Jecken und Narren starten mit Alaaf und Helau in neue Karnevalssession
19Pünktlich um 11.11 Uhr hält am Freitag in den rheinischen Karnevalshochburgen die fünfte Jahreszeit Einzug: Mit Alaaf und Helau starten tausende Jecken und Narren unter anderem in Köln, Düsseldorf und Mainz in die neue Karnevalssession, die mit dem Aschermittwoch am 22. Februar 2023 endet.
US-Präsident Biden hält Rede bei UN-Klimakonferenz in Scharm el-Scheich
US-Präsident Joe Biden reist am Freitag zur UN-Klimakonferenz in Scharm el-Scheich. In einer Rede vor dem Konferenzplenum will der US-Demokrat seinen klimapolitischen Kurs darlegen. Sein Land steht unter Druck, als größte Volkswirtschaft und zweitgrößter Treibhausgas-Emittent der Welt mehr Klimahilfen für Entwicklungsländer bereitzustellen. Außerdem werden die USA dafür kritisiert, die Einrichtung eines Finanzierungsmechanismus für bereits bestehende Klimaschäden bei den UN-Verhandlungen zu blockieren.

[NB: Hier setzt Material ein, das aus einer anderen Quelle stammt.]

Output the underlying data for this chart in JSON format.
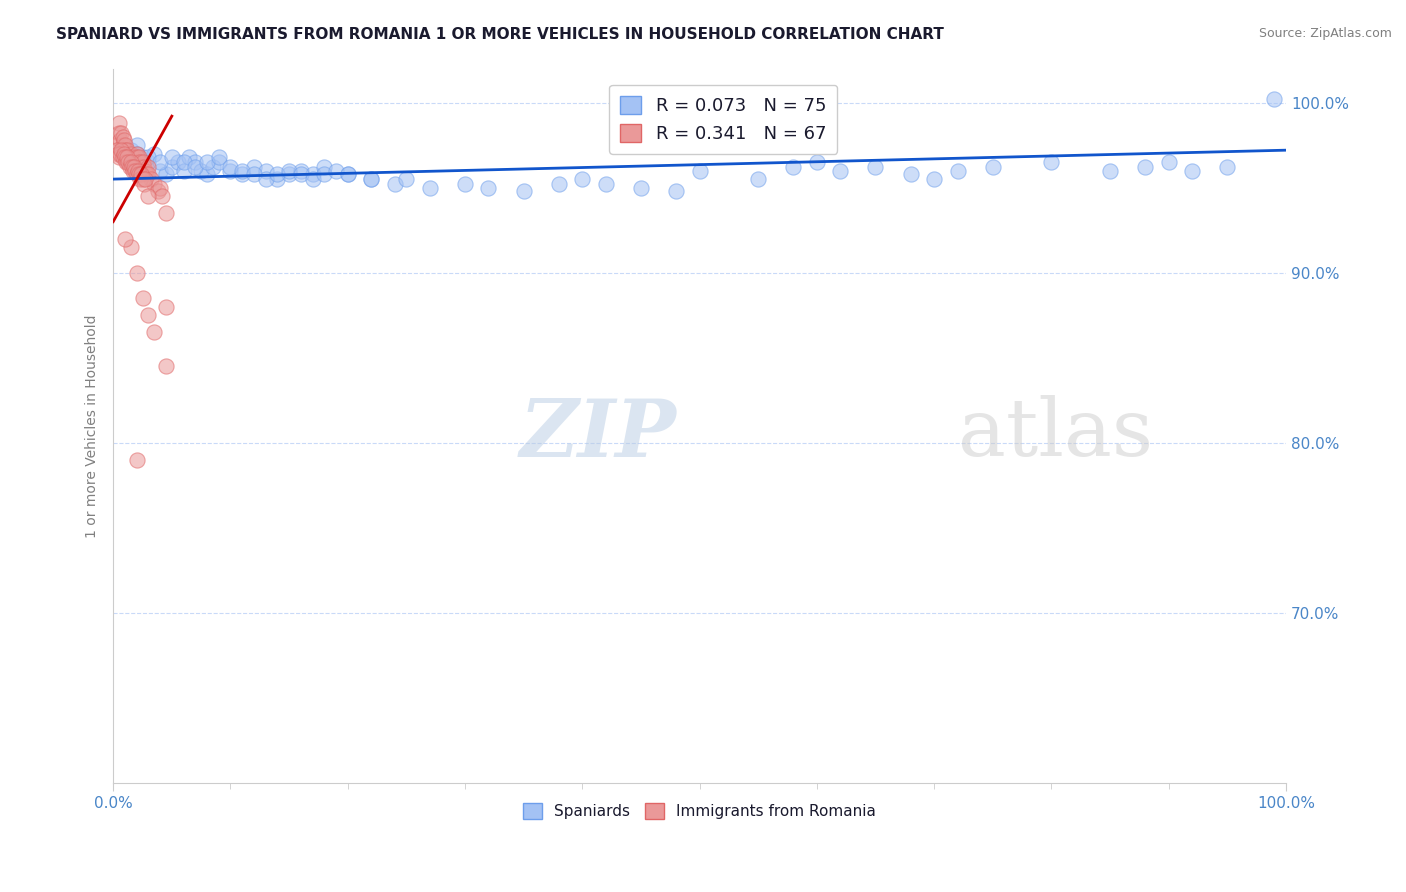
{
  "title": "SPANIARD VS IMMIGRANTS FROM ROMANIA 1 OR MORE VEHICLES IN HOUSEHOLD CORRELATION CHART",
  "source": "Source: ZipAtlas.com",
  "ylabel": "1 or more Vehicles in Household",
  "blue_color": "#a4c2f4",
  "pink_color": "#ea9999",
  "blue_edge_color": "#6d9eeb",
  "pink_edge_color": "#e06666",
  "blue_line_color": "#1155cc",
  "pink_line_color": "#cc0000",
  "legend_blue_label": "R = 0.073   N = 75",
  "legend_pink_label": "R = 0.341   N = 67",
  "legend_blue_r": "R = 0.073",
  "legend_blue_n": "N = 75",
  "legend_pink_r": "R = 0.341",
  "legend_pink_n": "N = 67",
  "blue_scatter_x": [
    1.5,
    2.0,
    2.5,
    3.0,
    3.5,
    4.0,
    4.5,
    5.0,
    5.5,
    6.0,
    6.5,
    7.0,
    7.5,
    8.0,
    8.5,
    9.0,
    10.0,
    11.0,
    12.0,
    13.0,
    14.0,
    15.0,
    16.0,
    17.0,
    18.0,
    20.0,
    22.0,
    24.0,
    25.0,
    27.0,
    30.0,
    32.0,
    35.0,
    38.0,
    40.0,
    42.0,
    45.0,
    48.0,
    50.0,
    55.0,
    58.0,
    60.0,
    62.0,
    65.0,
    68.0,
    70.0,
    72.0,
    75.0,
    80.0,
    85.0,
    88.0,
    90.0,
    92.0,
    95.0,
    99.0,
    2.0,
    3.0,
    4.0,
    5.0,
    6.0,
    7.0,
    8.0,
    9.0,
    10.0,
    11.0,
    12.0,
    13.0,
    14.0,
    15.0,
    16.0,
    17.0,
    18.0,
    19.0,
    20.0,
    22.0
  ],
  "blue_scatter_y": [
    97.2,
    97.5,
    96.8,
    96.5,
    97.0,
    96.0,
    95.8,
    96.2,
    96.5,
    96.0,
    96.8,
    96.5,
    96.0,
    95.8,
    96.2,
    96.5,
    96.0,
    95.8,
    96.2,
    96.0,
    95.5,
    95.8,
    96.0,
    95.8,
    96.2,
    95.8,
    95.5,
    95.2,
    95.5,
    95.0,
    95.2,
    95.0,
    94.8,
    95.2,
    95.5,
    95.2,
    95.0,
    94.8,
    96.0,
    95.5,
    96.2,
    96.5,
    96.0,
    96.2,
    95.8,
    95.5,
    96.0,
    96.2,
    96.5,
    96.0,
    96.2,
    96.5,
    96.0,
    96.2,
    100.2,
    97.0,
    96.8,
    96.5,
    96.8,
    96.5,
    96.2,
    96.5,
    96.8,
    96.2,
    96.0,
    95.8,
    95.5,
    95.8,
    96.0,
    95.8,
    95.5,
    95.8,
    96.0,
    95.8,
    95.5
  ],
  "pink_scatter_x": [
    0.3,
    0.5,
    0.5,
    0.6,
    0.7,
    0.8,
    0.8,
    0.9,
    1.0,
    1.0,
    1.1,
    1.2,
    1.2,
    1.3,
    1.4,
    1.5,
    1.5,
    1.6,
    1.7,
    1.8,
    1.8,
    1.9,
    2.0,
    2.0,
    2.1,
    2.2,
    2.3,
    2.4,
    2.5,
    2.6,
    2.7,
    2.8,
    3.0,
    3.0,
    3.2,
    3.5,
    3.8,
    4.0,
    4.2,
    4.5,
    0.3,
    0.4,
    0.5,
    0.6,
    0.7,
    0.8,
    0.9,
    1.0,
    1.1,
    1.2,
    1.3,
    1.4,
    1.5,
    1.6,
    1.7,
    1.8,
    1.9,
    2.0,
    2.1,
    2.2,
    2.3,
    2.4,
    2.5,
    2.6,
    2.7,
    3.0,
    4.5
  ],
  "pink_scatter_y": [
    97.5,
    98.8,
    98.2,
    97.8,
    98.2,
    97.5,
    98.0,
    97.8,
    97.5,
    97.2,
    96.8,
    97.2,
    96.5,
    96.8,
    96.5,
    97.0,
    96.5,
    96.8,
    96.5,
    96.8,
    96.5,
    96.2,
    97.0,
    96.8,
    96.5,
    96.8,
    96.5,
    96.2,
    96.5,
    96.2,
    96.0,
    95.8,
    96.2,
    95.8,
    95.5,
    95.2,
    94.8,
    95.0,
    94.5,
    93.5,
    97.2,
    97.0,
    96.8,
    97.0,
    97.2,
    96.8,
    97.0,
    96.8,
    96.5,
    96.8,
    96.5,
    96.2,
    96.5,
    96.2,
    96.0,
    96.2,
    96.0,
    95.8,
    96.0,
    95.8,
    95.5,
    95.8,
    95.5,
    95.2,
    95.5,
    94.5,
    88.0
  ],
  "pink_outliers_x": [
    1.5,
    2.0,
    2.5,
    3.0,
    3.5,
    4.5,
    1.0,
    2.0
  ],
  "pink_outliers_y": [
    91.5,
    90.0,
    88.5,
    87.5,
    86.5,
    84.5,
    92.0,
    79.0
  ],
  "xlim": [
    0,
    100
  ],
  "ylim_bottom": 60,
  "ylim_top": 102,
  "yticks": [
    100,
    90,
    80,
    70
  ],
  "ytick_labels": [
    "100.0%",
    "90.0%",
    "80.0%",
    "70.0%"
  ],
  "xtick_labels": [
    "0.0%",
    "100.0%"
  ],
  "grid_color": "#c9daf8",
  "grid_style": "--",
  "scatter_size": 120,
  "scatter_alpha": 0.55,
  "title_fontsize": 11,
  "source_fontsize": 9,
  "axis_label_color": "#4a86c8",
  "spine_color": "#cccccc"
}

EU-Staaten und Europaparlament suchen Kompromiss zu Haushalt 2023
Die EU-Staaten und das Europaparlament suchen ab Freitag einen Kompromiss über den Unions-Haushalt für das kommende Jahr (ab 11.00 Uhr). Die EU-Kommission hatte im Juli ein Budget von rund 186 Milliarden Euro vorgeschlagen. Mehr als die Hälfte der Mittel sind für die Landwirtschaft und die Regionalförderung vorgesehen.
Bundestag stimmt über Laufzeitverlängerung für deutsche Atomkraftwerke ab
Der Bundestag stimmt am Freitag (09.00 Uhr) über die geplante Laufzeitverlängerung für die verbliebenen drei deutschen Atomkraftwerke ab. Sie sollen wegen der Energiekrise nicht nur bis zum Jahreswechsel, sondern noch bis Mitte April laufen. Diese Lösung hatte Bundeskanzler Olaf Scholz (SPD) nach langem Koalitionsstreit verfügt.

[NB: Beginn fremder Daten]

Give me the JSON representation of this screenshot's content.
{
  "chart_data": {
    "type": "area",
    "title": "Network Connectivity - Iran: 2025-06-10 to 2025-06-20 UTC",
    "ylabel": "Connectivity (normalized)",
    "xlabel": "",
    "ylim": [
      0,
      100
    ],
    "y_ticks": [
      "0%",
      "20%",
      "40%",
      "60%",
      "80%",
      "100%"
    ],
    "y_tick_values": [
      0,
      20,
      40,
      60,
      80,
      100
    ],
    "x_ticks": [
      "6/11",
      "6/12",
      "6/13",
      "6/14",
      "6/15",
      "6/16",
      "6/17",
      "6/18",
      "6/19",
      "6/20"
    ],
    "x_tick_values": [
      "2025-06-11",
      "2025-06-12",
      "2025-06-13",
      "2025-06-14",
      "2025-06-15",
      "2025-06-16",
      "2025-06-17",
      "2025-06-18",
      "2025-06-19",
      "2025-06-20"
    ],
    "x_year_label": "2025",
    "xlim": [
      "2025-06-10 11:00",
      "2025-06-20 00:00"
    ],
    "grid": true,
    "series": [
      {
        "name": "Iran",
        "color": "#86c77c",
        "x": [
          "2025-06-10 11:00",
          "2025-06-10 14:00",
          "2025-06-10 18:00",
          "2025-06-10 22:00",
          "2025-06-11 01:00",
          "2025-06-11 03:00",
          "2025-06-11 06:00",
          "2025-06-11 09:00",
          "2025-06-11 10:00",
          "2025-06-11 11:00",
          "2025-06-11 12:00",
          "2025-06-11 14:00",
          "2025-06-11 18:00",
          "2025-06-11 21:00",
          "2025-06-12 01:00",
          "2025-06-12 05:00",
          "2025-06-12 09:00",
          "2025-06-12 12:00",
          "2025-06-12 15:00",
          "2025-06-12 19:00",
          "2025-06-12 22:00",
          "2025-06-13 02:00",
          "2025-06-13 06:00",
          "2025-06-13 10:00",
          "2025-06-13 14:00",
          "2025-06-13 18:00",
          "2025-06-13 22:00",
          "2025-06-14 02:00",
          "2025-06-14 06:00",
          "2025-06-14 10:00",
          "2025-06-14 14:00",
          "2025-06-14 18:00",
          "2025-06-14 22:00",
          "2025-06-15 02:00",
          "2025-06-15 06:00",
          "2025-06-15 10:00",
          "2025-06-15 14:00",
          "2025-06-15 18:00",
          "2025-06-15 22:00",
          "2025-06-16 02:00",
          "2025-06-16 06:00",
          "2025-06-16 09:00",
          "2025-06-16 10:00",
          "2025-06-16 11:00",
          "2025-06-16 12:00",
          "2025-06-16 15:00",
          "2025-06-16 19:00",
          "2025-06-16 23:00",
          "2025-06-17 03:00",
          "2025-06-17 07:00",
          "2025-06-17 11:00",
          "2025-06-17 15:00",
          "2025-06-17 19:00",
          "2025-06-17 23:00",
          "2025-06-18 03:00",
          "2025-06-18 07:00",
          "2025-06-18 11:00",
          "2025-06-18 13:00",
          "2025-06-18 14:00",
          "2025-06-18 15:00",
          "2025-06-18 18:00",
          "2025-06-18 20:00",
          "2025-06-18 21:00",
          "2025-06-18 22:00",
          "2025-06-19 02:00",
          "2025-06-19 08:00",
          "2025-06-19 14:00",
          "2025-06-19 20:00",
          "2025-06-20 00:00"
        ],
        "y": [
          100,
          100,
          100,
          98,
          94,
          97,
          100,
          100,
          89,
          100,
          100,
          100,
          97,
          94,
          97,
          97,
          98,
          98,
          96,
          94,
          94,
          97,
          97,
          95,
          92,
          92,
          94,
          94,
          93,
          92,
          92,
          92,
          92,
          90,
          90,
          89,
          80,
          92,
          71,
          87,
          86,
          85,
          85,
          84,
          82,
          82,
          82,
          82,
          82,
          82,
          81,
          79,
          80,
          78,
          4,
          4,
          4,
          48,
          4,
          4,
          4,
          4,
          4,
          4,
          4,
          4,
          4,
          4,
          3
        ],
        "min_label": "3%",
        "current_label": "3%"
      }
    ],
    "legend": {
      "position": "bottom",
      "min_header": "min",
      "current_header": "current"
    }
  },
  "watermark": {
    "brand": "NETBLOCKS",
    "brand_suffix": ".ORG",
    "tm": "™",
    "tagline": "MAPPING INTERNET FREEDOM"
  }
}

DFB-Frauen feiern Prestigeerfolg beim Weltmeister USA
Die deutschen Fußballerinnen haben in den USA einen langersehnten Prestigeerfolg gegen den Weltmeister gefeiert. Durch das mitreißende 2:1 (0:0) im ersten von zwei Testspielen gegen die Gastgeberinnen beendeten die Vize-Europameisterinnen eine 19 Jahre lange Durststrecke gegen die US-Girls, die zudem nach 71 Partien wieder eine Heim-Niederlage kassierten.

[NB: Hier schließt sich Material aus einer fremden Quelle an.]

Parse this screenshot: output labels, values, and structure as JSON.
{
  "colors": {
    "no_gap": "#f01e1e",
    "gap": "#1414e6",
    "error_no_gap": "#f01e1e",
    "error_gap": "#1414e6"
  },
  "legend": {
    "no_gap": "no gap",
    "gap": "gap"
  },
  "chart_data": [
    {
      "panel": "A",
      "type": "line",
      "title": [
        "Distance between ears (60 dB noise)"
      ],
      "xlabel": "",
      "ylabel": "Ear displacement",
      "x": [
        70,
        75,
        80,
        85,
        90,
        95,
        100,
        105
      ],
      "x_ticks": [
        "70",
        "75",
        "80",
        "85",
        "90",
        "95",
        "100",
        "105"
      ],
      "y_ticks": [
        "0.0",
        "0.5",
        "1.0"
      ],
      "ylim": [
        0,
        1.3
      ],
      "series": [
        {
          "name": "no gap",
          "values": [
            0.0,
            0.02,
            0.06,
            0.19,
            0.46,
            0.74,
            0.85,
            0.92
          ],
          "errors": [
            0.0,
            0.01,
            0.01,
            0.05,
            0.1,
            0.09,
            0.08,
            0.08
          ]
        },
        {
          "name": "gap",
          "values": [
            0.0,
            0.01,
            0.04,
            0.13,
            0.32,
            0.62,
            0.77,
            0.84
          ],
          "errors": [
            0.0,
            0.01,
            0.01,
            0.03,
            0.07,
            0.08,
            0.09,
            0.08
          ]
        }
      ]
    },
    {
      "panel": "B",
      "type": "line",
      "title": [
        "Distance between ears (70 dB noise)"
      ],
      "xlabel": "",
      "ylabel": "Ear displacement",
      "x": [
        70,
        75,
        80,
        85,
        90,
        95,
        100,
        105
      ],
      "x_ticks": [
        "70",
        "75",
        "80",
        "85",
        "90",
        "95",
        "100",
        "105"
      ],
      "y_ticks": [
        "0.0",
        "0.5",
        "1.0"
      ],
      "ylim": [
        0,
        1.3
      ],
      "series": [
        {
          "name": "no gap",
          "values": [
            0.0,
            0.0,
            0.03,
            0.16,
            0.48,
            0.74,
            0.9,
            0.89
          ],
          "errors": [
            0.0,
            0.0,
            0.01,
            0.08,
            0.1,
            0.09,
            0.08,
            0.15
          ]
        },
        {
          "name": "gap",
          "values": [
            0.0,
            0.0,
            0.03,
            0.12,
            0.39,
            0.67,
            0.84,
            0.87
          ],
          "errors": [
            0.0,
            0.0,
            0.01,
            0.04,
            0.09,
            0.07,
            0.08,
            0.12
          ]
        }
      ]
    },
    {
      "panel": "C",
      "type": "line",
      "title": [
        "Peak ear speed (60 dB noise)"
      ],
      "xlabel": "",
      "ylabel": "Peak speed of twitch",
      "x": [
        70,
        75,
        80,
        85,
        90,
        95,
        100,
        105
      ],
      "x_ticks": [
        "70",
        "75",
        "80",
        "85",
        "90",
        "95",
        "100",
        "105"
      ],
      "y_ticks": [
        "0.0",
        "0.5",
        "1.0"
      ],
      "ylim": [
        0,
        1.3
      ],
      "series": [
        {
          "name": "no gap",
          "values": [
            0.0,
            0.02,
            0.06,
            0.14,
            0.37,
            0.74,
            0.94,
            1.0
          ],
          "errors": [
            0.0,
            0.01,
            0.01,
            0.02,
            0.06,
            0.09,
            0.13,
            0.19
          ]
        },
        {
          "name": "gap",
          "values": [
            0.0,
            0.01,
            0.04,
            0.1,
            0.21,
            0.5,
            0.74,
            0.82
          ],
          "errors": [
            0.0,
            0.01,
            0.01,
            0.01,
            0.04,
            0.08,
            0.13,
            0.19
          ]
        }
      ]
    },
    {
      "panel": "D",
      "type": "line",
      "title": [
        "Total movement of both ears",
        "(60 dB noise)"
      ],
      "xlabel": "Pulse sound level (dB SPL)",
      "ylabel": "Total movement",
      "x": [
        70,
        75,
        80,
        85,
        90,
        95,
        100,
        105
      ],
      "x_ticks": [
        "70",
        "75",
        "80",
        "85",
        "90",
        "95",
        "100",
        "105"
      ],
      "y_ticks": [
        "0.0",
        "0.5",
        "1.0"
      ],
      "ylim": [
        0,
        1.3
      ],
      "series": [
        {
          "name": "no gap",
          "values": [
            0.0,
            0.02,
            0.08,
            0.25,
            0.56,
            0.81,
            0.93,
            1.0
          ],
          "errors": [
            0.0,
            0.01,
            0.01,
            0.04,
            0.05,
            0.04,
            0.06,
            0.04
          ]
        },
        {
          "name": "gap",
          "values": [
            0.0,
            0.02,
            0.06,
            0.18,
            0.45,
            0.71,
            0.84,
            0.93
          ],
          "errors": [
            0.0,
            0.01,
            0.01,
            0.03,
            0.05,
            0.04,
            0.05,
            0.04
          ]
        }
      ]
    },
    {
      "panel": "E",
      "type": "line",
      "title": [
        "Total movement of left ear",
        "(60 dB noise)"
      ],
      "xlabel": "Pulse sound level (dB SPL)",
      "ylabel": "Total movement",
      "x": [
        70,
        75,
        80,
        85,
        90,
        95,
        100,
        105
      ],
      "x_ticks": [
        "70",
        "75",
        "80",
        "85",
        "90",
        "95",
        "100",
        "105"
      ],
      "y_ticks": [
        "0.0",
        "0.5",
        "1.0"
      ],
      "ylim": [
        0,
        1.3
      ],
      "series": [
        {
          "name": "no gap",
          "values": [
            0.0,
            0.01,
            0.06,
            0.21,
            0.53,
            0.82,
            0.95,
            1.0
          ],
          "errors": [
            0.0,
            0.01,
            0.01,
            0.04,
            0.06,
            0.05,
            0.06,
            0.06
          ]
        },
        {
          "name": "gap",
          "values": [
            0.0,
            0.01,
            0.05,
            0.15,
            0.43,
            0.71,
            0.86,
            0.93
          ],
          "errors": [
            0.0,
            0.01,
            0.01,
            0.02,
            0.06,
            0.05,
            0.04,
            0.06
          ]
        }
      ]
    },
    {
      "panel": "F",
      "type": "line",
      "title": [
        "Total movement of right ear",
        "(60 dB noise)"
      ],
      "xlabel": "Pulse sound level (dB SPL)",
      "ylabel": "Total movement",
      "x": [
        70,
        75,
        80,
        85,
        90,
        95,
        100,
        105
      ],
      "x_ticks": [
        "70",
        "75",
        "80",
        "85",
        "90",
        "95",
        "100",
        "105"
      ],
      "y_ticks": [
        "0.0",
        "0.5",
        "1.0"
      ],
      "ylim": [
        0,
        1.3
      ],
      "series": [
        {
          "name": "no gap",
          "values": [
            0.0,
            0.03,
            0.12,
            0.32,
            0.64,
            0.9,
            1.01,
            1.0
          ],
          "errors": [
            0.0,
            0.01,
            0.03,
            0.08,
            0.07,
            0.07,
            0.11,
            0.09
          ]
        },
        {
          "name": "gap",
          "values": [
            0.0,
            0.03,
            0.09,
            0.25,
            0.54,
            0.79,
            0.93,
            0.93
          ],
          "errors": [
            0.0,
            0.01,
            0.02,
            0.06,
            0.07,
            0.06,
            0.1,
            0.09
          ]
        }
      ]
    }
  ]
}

Bundesregierung baut Netz öffentlicher Trinkwasserbrunnen aus
Die Menschen in Deutschland sollen künftig besser über öffentliche Brunnen mit Trinkwasser versorgt werden. Mit einer vom Bundestag in der Nacht zu Freitag beschlossenen Gesetzesänderung setzt die Bundesregierung die EU-Trinkwasser-Richtlinie um, welche die Mitgliedstaaten verpflichtet, Bürgern im öffentlichen Raum Zugang zu qualitativ hochwertigem Trinkwasser zu ermöglichen. Die Bundesregierung geht davon aus, dass auf Grundlage des Gesetzes etwa 15.000 öffentliche Trinkwasser-Brunnen neu errichtet werden - zu Gesamtkosten von etwa 15 Millionen Euro.
Pflegekinder müssen eigenes Einkommen nicht mehr teilweise ans Jugendamt abgeben
Junge Menschen in der Kinder- und Jugendhilfe müssen künftig ihre Einkünfte nicht mehr teilweise an das Jugendamt abgeben. Der Bundestag beschloss in der Nacht zum Freitag, die sogenannte Kostenheranziehung abzuschaffen. Die Betroffenen können damit vollständig über ihre Einkünfte verfügen.